A quoi bon fouiller dans les tiroirs ? Les lettres qui traînent sont toujours des lettres de fournisseurs, ou si elles émanent d’un jeune homme, elles ne parlent que de respectueuse amitié.

A quoi bon aller trouver l’ancien inspecteur de la Sûreté qui dirige une agence de renseignements ? Cet homme, par son regard fixe, son attitude sévère, donnera tout d’abord la sensation qu’on fait auprès de lui une démarche coupable, qui tombe sous le coup des lois, et qu’il va vous mettre tout de suite en état d’arrestation. Il consent à écouter, puis dit avec simplicité :

— Va-t-elle dans les maisons de passe ?…

On est partagé entre l’envie de lui cracher au visage pour cette impudente hypothèse ou de se mettre à pleurer en lui disant qu’on a peur qu’elle y aille en effet.

L’ancien inspecteur de la Sûreté fait payer ses services fort cher, et comment ajouter foi au témoignage de ce personnage lamentable auquel il confie votre destin, de ce déclassé qui a pour profession de suivre et d’espionner et qui prend dans ses mains sales la photographie de la charmante infidèle ?

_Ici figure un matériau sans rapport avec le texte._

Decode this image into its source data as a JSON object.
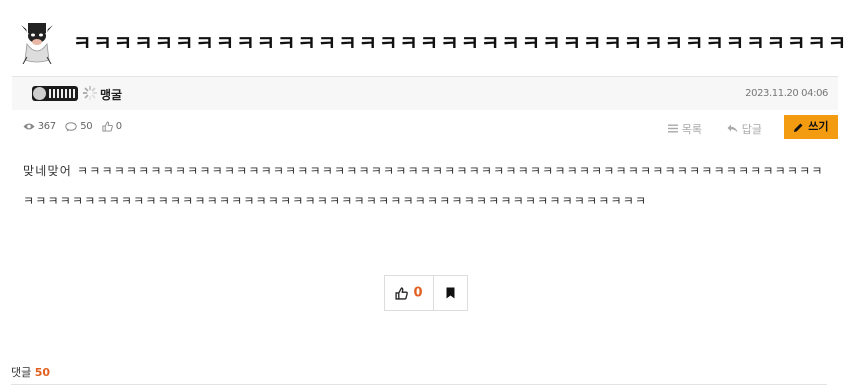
{
  "post": {
    "title": "ㅋㅋㅋㅋㅋㅋㅋㅋㅋㅋㅋㅋㅋㅋㅋㅋㅋㅋㅋㅋㅋㅋㅋㅋㅋㅋㅋㅋㅋㅋㅋㅋㅋㅋㅋㅋㅋㅋ",
    "author": "맹굴",
    "date": "2023.11.20 04:06",
    "views": "367",
    "comments": "50",
    "likes": "0",
    "body": "맞네맞어 ㅋㅋㅋㅋㅋㅋㅋㅋㅋㅋㅋㅋㅋㅋㅋㅋㅋㅋㅋㅋㅋㅋㅋㅋㅋㅋㅋㅋㅋㅋㅋㅋㅋㅋㅋㅋㅋㅋㅋㅋㅋㅋㅋㅋㅋㅋㅋㅋㅋㅋㅋㅋㅋㅋㅋㅋㅋㅋㅋㅋㅋㅋㅋㅋㅋㅋㅋㅋㅋㅋㅋㅋㅋㅋㅋㅋㅋㅋㅋㅋㅋㅋㅋㅋㅋㅋㅋㅋㅋㅋㅋㅋㅋㅋㅋㅋㅋㅋㅋㅋㅋㅋㅋㅋㅋㅋㅋㅋㅋㅋㅋㅋ"
  },
  "actions": {
    "list_label": "목록",
    "reply_label": "답글",
    "write_label": "쓰기"
  },
  "vote": {
    "like_count": "0"
  },
  "comments_section": {
    "label": "댓글",
    "count": "50"
  },
  "icons": {
    "views": "eye-icon",
    "comments": "comment-icon",
    "likes": "thumbs-up-icon",
    "list": "list-icon",
    "reply": "reply-icon",
    "write": "pencil-icon",
    "bookmark": "bookmark-icon"
  },
  "colors": {
    "accent": "#f39c12",
    "count_highlight": "#e25f1f"
  }
}
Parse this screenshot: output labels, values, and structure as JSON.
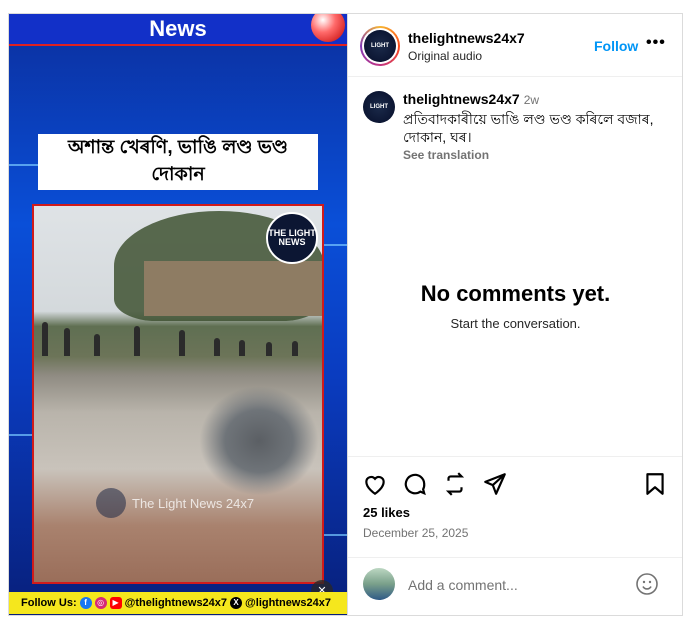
{
  "media": {
    "news_label": "News",
    "headline_line1": "অশান্ত খেৰণি, ভাঙি লণ্ড ভণ্ড",
    "headline_line2": "দোকান",
    "logo_text": "THE LIGHT NEWS",
    "watermark": "The Light News 24x7",
    "follow_bar": {
      "label": "Follow Us:",
      "handle1": "@thelightnews24x7",
      "handle2": "@lightnews24x7"
    }
  },
  "header": {
    "username": "thelightnews24x7",
    "audio": "Original audio",
    "follow_label": "Follow",
    "more_label": "•••"
  },
  "caption": {
    "username": "thelightnews24x7",
    "time": "2w",
    "text": "প্ৰতিবাদকাৰীয়ে ভাঙি লণ্ড ভণ্ড কৰিলে বজাৰ, দোকান, ঘৰ।",
    "see_translation": "See translation"
  },
  "comments": {
    "empty_title": "No comments yet.",
    "empty_subtitle": "Start the conversation."
  },
  "engagement": {
    "likes": "25 likes",
    "date": "December 25, 2025"
  },
  "composer": {
    "placeholder": "Add a comment..."
  },
  "icons": [
    "heart-icon",
    "comment-icon",
    "repost-icon",
    "share-icon",
    "bookmark-icon",
    "emoji-icon",
    "mute-icon"
  ],
  "colors": {
    "accent": "#0095f6",
    "follow_bar": "#f5e71d",
    "frame_red": "#d01b1b"
  }
}
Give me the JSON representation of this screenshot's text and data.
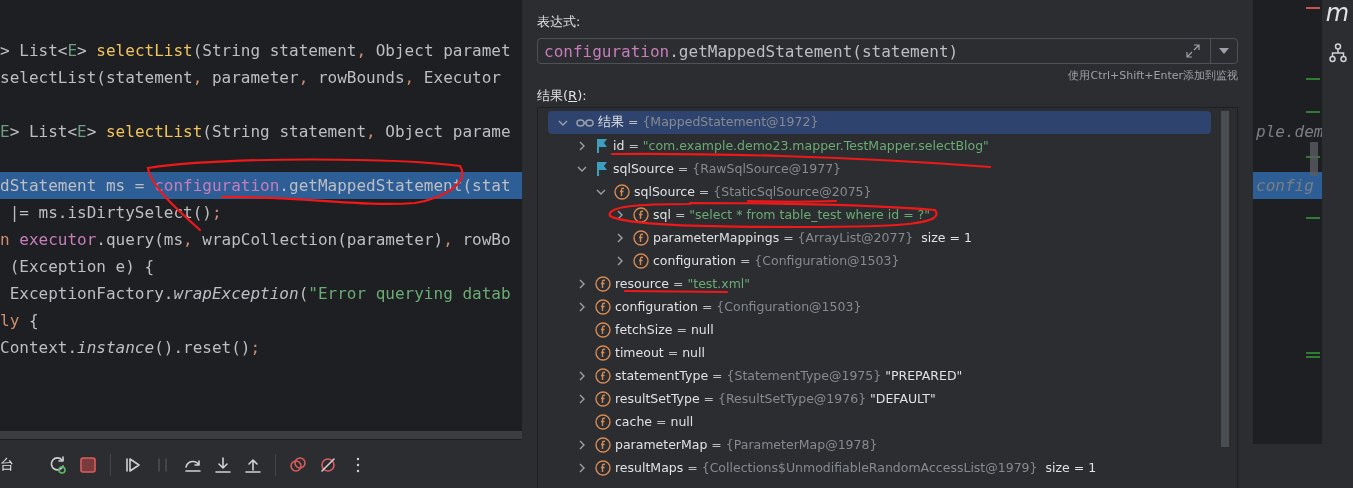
{
  "editor": {
    "lines": [
      {
        "current": false,
        "tokens": [
          {
            "text": "> List<",
            "kind": "plain"
          },
          {
            "text": "E",
            "kind": "typeparam"
          },
          {
            "text": "> ",
            "kind": "plain"
          },
          {
            "text": "selectList",
            "kind": "method"
          },
          {
            "text": "(String statement",
            "kind": "plain"
          },
          {
            "text": ",",
            "kind": "keyword"
          },
          {
            "text": " Object paramet",
            "kind": "plain"
          }
        ]
      },
      {
        "current": false,
        "tokens": [
          {
            "text": "selectList(statement",
            "kind": "plain"
          },
          {
            "text": ",",
            "kind": "keyword"
          },
          {
            "text": " parameter",
            "kind": "plain"
          },
          {
            "text": ",",
            "kind": "keyword"
          },
          {
            "text": " rowBounds",
            "kind": "plain"
          },
          {
            "text": ",",
            "kind": "keyword"
          },
          {
            "text": " Executor",
            "kind": "plain"
          }
        ]
      },
      {
        "current": false
      },
      {
        "current": false,
        "tokens": [
          {
            "text": "E",
            "kind": "typeparam"
          },
          {
            "text": "> List<",
            "kind": "plain"
          },
          {
            "text": "E",
            "kind": "typeparam"
          },
          {
            "text": "> ",
            "kind": "plain"
          },
          {
            "text": "selectList",
            "kind": "method"
          },
          {
            "text": "(String statement",
            "kind": "plain"
          },
          {
            "text": ",",
            "kind": "keyword"
          },
          {
            "text": " Object parame",
            "kind": "plain"
          }
        ],
        "tail": "ple.dem"
      },
      {
        "current": false
      },
      {
        "current": true,
        "tokens": [
          {
            "text": "dStatement ms = ",
            "kind": "plain"
          },
          {
            "text": "configuration",
            "kind": "field"
          },
          {
            "text": ".getMappedStatement(stat",
            "kind": "plain"
          }
        ],
        "tail": "config"
      },
      {
        "current": false,
        "tokens": [
          {
            "text": " |= ms.isDirtySelect()",
            "kind": "plain"
          },
          {
            "text": ";",
            "kind": "keyword"
          }
        ]
      },
      {
        "current": false,
        "tokens": [
          {
            "text": "n",
            "kind": "keyword"
          },
          {
            "text": " executor",
            "kind": "field"
          },
          {
            "text": ".query(ms",
            "kind": "plain"
          },
          {
            "text": ",",
            "kind": "keyword"
          },
          {
            "text": " wrapCollection(parameter)",
            "kind": "plain"
          },
          {
            "text": ",",
            "kind": "keyword"
          },
          {
            "text": " rowBo",
            "kind": "plain"
          }
        ]
      },
      {
        "current": false,
        "tokens": [
          {
            "text": " (Exception e) {",
            "kind": "plain"
          }
        ]
      },
      {
        "current": false,
        "tokens": [
          {
            "text": " ExceptionFactory.",
            "kind": "plain"
          },
          {
            "text": "wrapException",
            "kind": "italic"
          },
          {
            "text": "(",
            "kind": "plain"
          },
          {
            "text": "\"Error querying datab",
            "kind": "string"
          }
        ]
      },
      {
        "current": false,
        "tokens": [
          {
            "text": "ly",
            "kind": "keyword"
          },
          {
            "text": " {",
            "kind": "plain"
          }
        ]
      },
      {
        "current": false,
        "tokens": [
          {
            "text": "Context.",
            "kind": "plain"
          },
          {
            "text": "instance",
            "kind": "italic"
          },
          {
            "text": "().reset()",
            "kind": "plain"
          },
          {
            "text": ";",
            "kind": "keyword"
          }
        ]
      }
    ]
  },
  "debug_toolbar": {
    "tab_label": "台",
    "button_groups": [
      [
        {
          "kind": "rerun",
          "disabled": false
        },
        {
          "kind": "stop",
          "disabled": false
        }
      ],
      [
        {
          "kind": "resume",
          "disabled": false
        },
        {
          "kind": "pause",
          "disabled": true
        },
        {
          "kind": "step-over",
          "disabled": false
        },
        {
          "kind": "step-into",
          "disabled": false
        },
        {
          "kind": "step-out",
          "disabled": false
        }
      ],
      [
        {
          "kind": "breakpoints",
          "disabled": false
        },
        {
          "kind": "mute",
          "disabled": false
        },
        {
          "kind": "more",
          "disabled": false
        }
      ]
    ]
  },
  "evaluate_dialog": {
    "expression_label": "表达式:",
    "expression": [
      {
        "text": "configuration",
        "kind": "field"
      },
      {
        "text": ".getMappedStatement(statement)",
        "kind": "plain"
      }
    ],
    "hint": "使用Ctrl+Shift+Enter添加到监视",
    "result_label": {
      "before": "结果(",
      "mnemonic": "R",
      "after": "):"
    },
    "tree": [
      {
        "kind": "watch",
        "name": "结果",
        "operator": "=",
        "ref": "{MappedStatement@1972}",
        "expandable": true,
        "expanded": true,
        "selected": true,
        "children": [
          {
            "kind": "flag",
            "name": "id",
            "operator": "=",
            "string": "\"com.example.demo23.mapper.TestMapper.selectBlog\"",
            "expandable": true,
            "expanded": false,
            "selected": false
          },
          {
            "kind": "flag",
            "name": "sqlSource",
            "operator": "=",
            "ref": "{RawSqlSource@1977}",
            "expandable": true,
            "expanded": true,
            "selected": false,
            "children": [
              {
                "kind": "field",
                "name": "sqlSource",
                "operator": "=",
                "ref": "{StaticSqlSource@2075}",
                "expandable": true,
                "expanded": true,
                "selected": false,
                "children": [
                  {
                    "kind": "field",
                    "name": "sql",
                    "operator": "=",
                    "string": "\"select * from table_test where id = ?\"",
                    "expandable": true,
                    "expanded": false,
                    "selected": false
                  },
                  {
                    "kind": "field",
                    "name": "parameterMappings",
                    "operator": "=",
                    "ref": "{ArrayList@2077}",
                    "extra": "size = 1",
                    "expandable": true,
                    "expanded": false,
                    "selected": false
                  },
                  {
                    "kind": "field",
                    "name": "configuration",
                    "operator": "=",
                    "ref": "{Configuration@1503}",
                    "expandable": true,
                    "expanded": false,
                    "selected": false
                  }
                ]
              }
            ]
          },
          {
            "kind": "field",
            "name": "resource",
            "operator": "=",
            "string": "\"test.xml\"",
            "expandable": true,
            "expanded": false,
            "selected": false
          },
          {
            "kind": "field",
            "name": "configuration",
            "operator": "=",
            "ref": "{Configuration@1503}",
            "expandable": true,
            "expanded": false,
            "selected": false
          },
          {
            "kind": "field",
            "name": "fetchSize",
            "operator": "=",
            "value": "null",
            "expandable": false,
            "selected": false
          },
          {
            "kind": "field",
            "name": "timeout",
            "operator": "=",
            "value": "null",
            "expandable": false,
            "selected": false
          },
          {
            "kind": "field",
            "name": "statementType",
            "operator": "=",
            "ref": "{StatementType@1975}",
            "value": "\"PREPARED\"",
            "expandable": true,
            "expanded": false,
            "selected": false
          },
          {
            "kind": "field",
            "name": "resultSetType",
            "operator": "=",
            "ref": "{ResultSetType@1976}",
            "value": "\"DEFAULT\"",
            "expandable": true,
            "expanded": false,
            "selected": false
          },
          {
            "kind": "field",
            "name": "cache",
            "operator": "=",
            "value": "null",
            "expandable": false,
            "selected": false
          },
          {
            "kind": "field",
            "name": "parameterMap",
            "operator": "=",
            "ref": "{ParameterMap@1978}",
            "expandable": true,
            "expanded": false,
            "selected": false
          },
          {
            "kind": "field",
            "name": "resultMaps",
            "operator": "=",
            "ref": "{Collections$UnmodifiableRandomAccessList@1979}",
            "extra": "size = 1",
            "expandable": true,
            "expanded": false,
            "selected": false
          }
        ]
      }
    ]
  },
  "tool_strip": {
    "letter": "m"
  }
}
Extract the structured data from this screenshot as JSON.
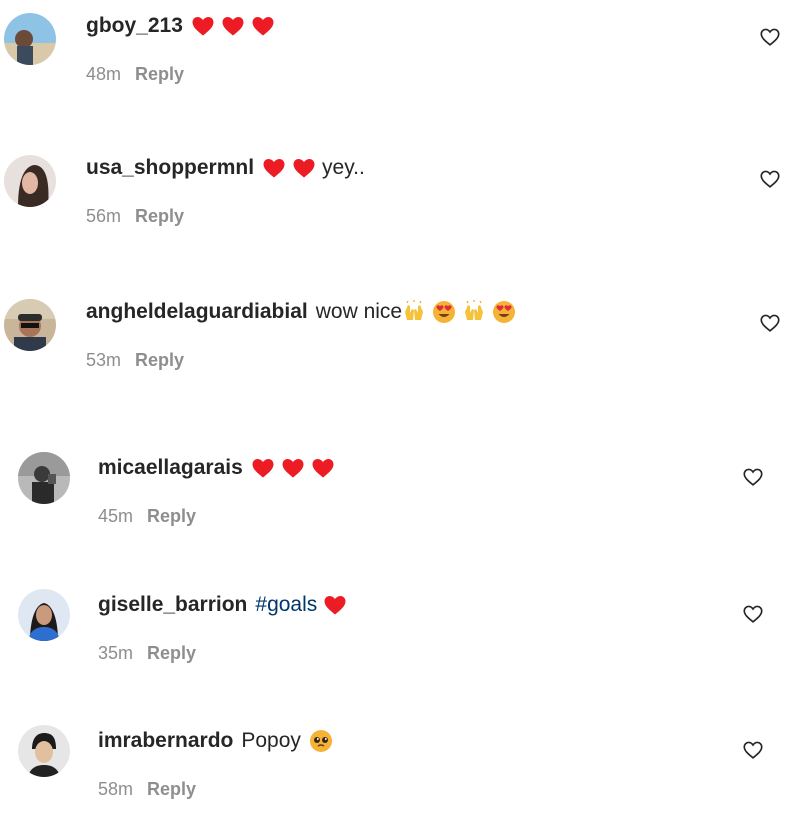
{
  "colors": {
    "heart": "#ed1c24",
    "text": "#262626",
    "muted": "#8e8e8e",
    "hashtag": "#00376b"
  },
  "comments": [
    {
      "username": "gboy_213",
      "text": "",
      "hashtag": "",
      "emojis": [
        "red-heart",
        "red-heart",
        "red-heart"
      ],
      "time": "48m",
      "reply": "Reply"
    },
    {
      "username": "usa_shoppermnl",
      "text": "yey..",
      "hashtag": "",
      "emojis": [
        "red-heart",
        "red-heart"
      ],
      "time": "56m",
      "reply": "Reply"
    },
    {
      "username": "angheldelaguardiabial",
      "text": "wow nice",
      "hashtag": "",
      "emojis": [
        "raising-hands",
        "heart-eyes",
        "raising-hands",
        "heart-eyes"
      ],
      "time": "53m",
      "reply": "Reply"
    },
    {
      "username": "micaellagarais",
      "text": "",
      "hashtag": "",
      "emojis": [
        "red-heart",
        "red-heart",
        "red-heart"
      ],
      "time": "45m",
      "reply": "Reply"
    },
    {
      "username": "giselle_barrion",
      "text": "",
      "hashtag": "#goals",
      "emojis": [
        "red-heart"
      ],
      "time": "35m",
      "reply": "Reply"
    },
    {
      "username": "imrabernardo",
      "text": "Popoy",
      "hashtag": "",
      "emojis": [
        "pleading-face"
      ],
      "time": "58m",
      "reply": "Reply"
    }
  ]
}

A quoi bon attendre soi-même dans un fiacre aux stores baissés, devant des portes dont le vrai mystère ne s’éclaircira jamais ? A quoi bon imaginer l’être cher auprès d’un inconnu, avec ce même abandon qu’on croyait être seul à provoquer, dans une pose dont l’audace et le détail vous affolent ? A quoi bon guetter si la poudre est absente, si les lèvres sont trop rouges, si la coiffure a été défaite et refaite ? A quoi bon empoisonner son bonheur de chaque jour ?

Il vaut mieux fermer les yeux, et, si l’on voit quand les paupières sont baissées, se jurer à soi-même qu’on ne voit pas.